Comment, habitué à une grande liberté, se lance-t-on dans une aventure bourrée de servitudes ?
Avant de décider quoi que ce soit, j’ai demandé à travailler dans mon coin tout seul. Je me suis préparé, pendant un mois ou deux, faisant des essais, en me demandant si j’en étais capable. J’ai commencé évidemment par me replonger dans ces Blake et Mortimer qui servent de grande référence aux repreneurs, La Marque Jaune et les deux tomes du Secret de la Grande Pyramide. Période de Jacobs qui me convient parfaitement, de la pure ligne claire comme je l’apprécie.

“De nouveau me préoccuper de la viscosité de l’encre, de la plume, chercher le papier idéal…”
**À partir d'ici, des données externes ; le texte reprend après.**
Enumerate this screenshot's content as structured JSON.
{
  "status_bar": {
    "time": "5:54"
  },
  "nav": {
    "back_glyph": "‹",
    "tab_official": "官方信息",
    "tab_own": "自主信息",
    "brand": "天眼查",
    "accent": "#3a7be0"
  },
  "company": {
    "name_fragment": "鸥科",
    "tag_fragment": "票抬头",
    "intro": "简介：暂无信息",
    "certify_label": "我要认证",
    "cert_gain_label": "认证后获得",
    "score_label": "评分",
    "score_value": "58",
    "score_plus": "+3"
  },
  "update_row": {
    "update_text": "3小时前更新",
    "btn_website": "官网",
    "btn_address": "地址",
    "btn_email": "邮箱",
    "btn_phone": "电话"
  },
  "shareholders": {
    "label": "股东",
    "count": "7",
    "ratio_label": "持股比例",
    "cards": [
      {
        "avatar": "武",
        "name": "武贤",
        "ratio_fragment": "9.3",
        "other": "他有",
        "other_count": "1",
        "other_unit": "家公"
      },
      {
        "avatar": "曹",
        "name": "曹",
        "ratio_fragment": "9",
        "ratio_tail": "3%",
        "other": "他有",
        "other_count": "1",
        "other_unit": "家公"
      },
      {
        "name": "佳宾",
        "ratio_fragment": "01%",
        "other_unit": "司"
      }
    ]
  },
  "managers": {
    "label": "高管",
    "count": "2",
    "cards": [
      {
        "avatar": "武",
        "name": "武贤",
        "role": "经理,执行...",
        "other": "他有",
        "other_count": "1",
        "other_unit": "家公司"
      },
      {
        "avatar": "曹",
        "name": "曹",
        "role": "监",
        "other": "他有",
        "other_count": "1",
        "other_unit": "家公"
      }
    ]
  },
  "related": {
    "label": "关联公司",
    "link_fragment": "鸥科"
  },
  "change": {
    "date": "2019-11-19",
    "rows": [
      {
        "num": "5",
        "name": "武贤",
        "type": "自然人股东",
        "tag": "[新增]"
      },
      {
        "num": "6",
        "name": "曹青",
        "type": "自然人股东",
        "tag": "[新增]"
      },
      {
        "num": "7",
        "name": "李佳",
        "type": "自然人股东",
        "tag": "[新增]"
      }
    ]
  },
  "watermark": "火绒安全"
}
Et, là, ce fut comme une révélation. Je revenais à mes premières amours d’enfance, à cette quête de ligne claire, de ligne essentielle. Je devais de nouveau me préoccuper de la viscosité de l’encre, de la plume, de la recherche d’un papier au grain idéal. Un pur plaisir de dessinateur au seul service du trait. J’en éprouvais un plaisir gravement immense. Et me suis alors dit : oui, je pouvais le faire, oui, je voulais le faire.
Faire quoi, Le Cri du Moloch ?
Non, il était alors question que je dessine Huit heures à Berlin, le projet de Bocquet et Fromental, avant qu’il ne soit confié à Antoine Aubin à sa demande (voir Casemate 140). On me propose alors de travailler sur Le Cri du Moloch, conclusion de L’Onde Septimus, écrit par Jean Dufaux, dessiné par Aubin et paru en 2013. Problème, il faut aller vite. Je crois que c’est Étienne Schréder, intervenant de longue date sur Blake et Mortimer – il a entre autres encré L’Onde Septimus – qui proposa un travail à deux : à lui le story-board et les décors, à moi les personnages et les avant-plans.
Ce travail fractionné, une déception ?
Au départ, oui. Mais nous avions envie de travailler ensemble et la conviction que notre trio avec le scénariste Jean Dufaux pourrait être un ticket gagnant.
Connaissiez-vous Jean Dufaux ?
Pas du tout, on ne s’est jamais rencontrés, peut-être croisés en festival, c’est tout.
Comment maîtriser des personnages mythiques ?
Il paraît que les repreneurs vivent l’expérience de manières très différentes. Blake m’est venu assez naturellement, enfin après beaucoup de croquis. Pour Mortimer, ce fut plus long. Ce qui a étonné l’éditeur, car c’est généralement l’inverse chez les autres dessinateurs. Étienne et moi tenions à revenir à une ligne claire essentielle, simple, sans fioritures, sans petites hachures, jouant la simplicité du trait, alors qu’Aubin, par exemple, en rajoute parfois. Je ne parle pas en termes de valeur, mais notre rêve était d’essayer d’atteindre des ambiances semblables à celles des œuvres de Floc’h.
Envie, après ce marathon, d’un album sentant bon le grand large ?
Finalement, les choses se sont assez bien goupillées. Avec la tempête sanitaire que nous vivons, un embarquement aurait été problématique. Et puis, dans le domaine maritime, j’ai déjà bien donné. Il est donc temps de passer à autre chose. Enfin, quand j’aurais terminé Ray Banana (voir Casemate 140).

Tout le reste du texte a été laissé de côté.